Jutaan orang meninggal diterjang wabah Covid-19 dalam dua tahun terakhir ini. Dan perang dunia melawan pandemi global hingga detik ini masih berlangsung dengan hebatnya.

Setiap negara berjuang untuk terbebas dari wabah virus corona. Untuk itu, vaksin tak ubahnya ‘new oil’. ‘Komoditas langka’ yang paling dicari!

Di sisi lain, perang terbuka bukan pula fenomena asing bagi umat manusia. Segala derita, sisi kelam hingga perjuangan hidup yang paling heroik pun bercampur menjadi satu kisah besar peradaban.

Perang Dunia II adalah saksinya. Bila kita berbicara mengenai kamp konsentrasi misalnya, bisa jadi bayangan horor kekejaman Nazi membuat nyali ciut.

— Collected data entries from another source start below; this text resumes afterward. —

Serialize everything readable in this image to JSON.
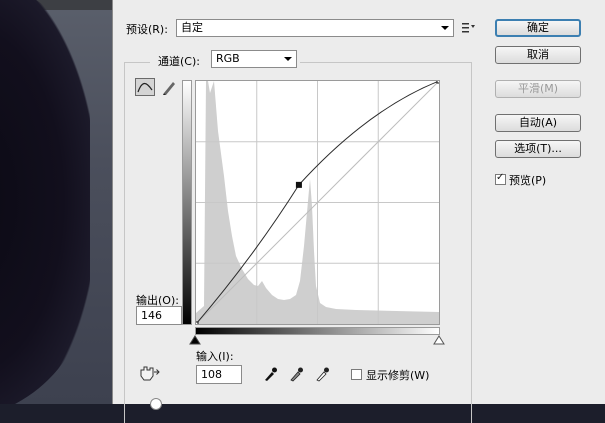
{
  "preset": {
    "label": "预设(R):",
    "value": "自定"
  },
  "channel": {
    "label": "通道(C):",
    "value": "RGB"
  },
  "buttons": {
    "ok": "确定",
    "cancel": "取消",
    "smooth": "平滑(M)",
    "auto": "自动(A)",
    "options": "选项(T)..."
  },
  "preview": {
    "label": "预览(P)",
    "checked": true
  },
  "output": {
    "label": "输出(O):",
    "value": "146"
  },
  "input": {
    "label": "输入(I):",
    "value": "108"
  },
  "show_clipping": {
    "label": "显示修剪(W)",
    "checked": false
  },
  "icons": {
    "curve_tool": "curve-tool-icon",
    "pencil_tool": "pencil-icon",
    "preset_menu": "preset-options-icon",
    "hand_adjust": "targeted-adjustment-icon",
    "eyedropper_black": "black-eyedropper-icon",
    "eyedropper_gray": "gray-eyedropper-icon",
    "eyedropper_white": "white-eyedropper-icon"
  },
  "colors": {
    "default_button_border": "#3c7fb1",
    "dialog_bg": "#ececec",
    "histogram": "#cfcfcf"
  },
  "curve": {
    "points": [
      [
        0,
        0
      ],
      [
        108,
        146
      ],
      [
        255,
        255
      ]
    ],
    "selected_point": [
      108,
      146
    ]
  }
}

Dalam kondisi mencekam yang amat sulit dibayangkan dengan akal sehat tersebut, selamat dari pemusnahan sistematis tentu bisa dikatakan sebuah keajaiban. Selamat dari maut! Mampu bertahan hidup!

Untuk pembelajaran terbebas dari ‘neraka dunia’ ini, rasanya tak mungkin untuk tidak menyebut nama Viktor E. Frankl, seorang yang terlempar ke jaringan kamp konsentrasi Nazi. Sumber-sumber kekuatannya untuk bertahan hidup menjadi legenda.

Salah satu prinsip yang dipegang teguh adalah ucapan Nietzsche: Dia yang punya alasan mengapa harus hidup akan mampu menanggung segala bentuk bagaimana caranya hidup.

Frankl menggambarkan dengan pilu bagaimana para tawanan yang putus asa akan kehidupan dan kehilangan harapan akan masa depan merupakan orang-orang yang pertama tewas.

Mereka tewas lebih karena kehilangan harapan dan kehilangan semangat hidup ketimbang karena kekurangan makanan atau obat-obatan.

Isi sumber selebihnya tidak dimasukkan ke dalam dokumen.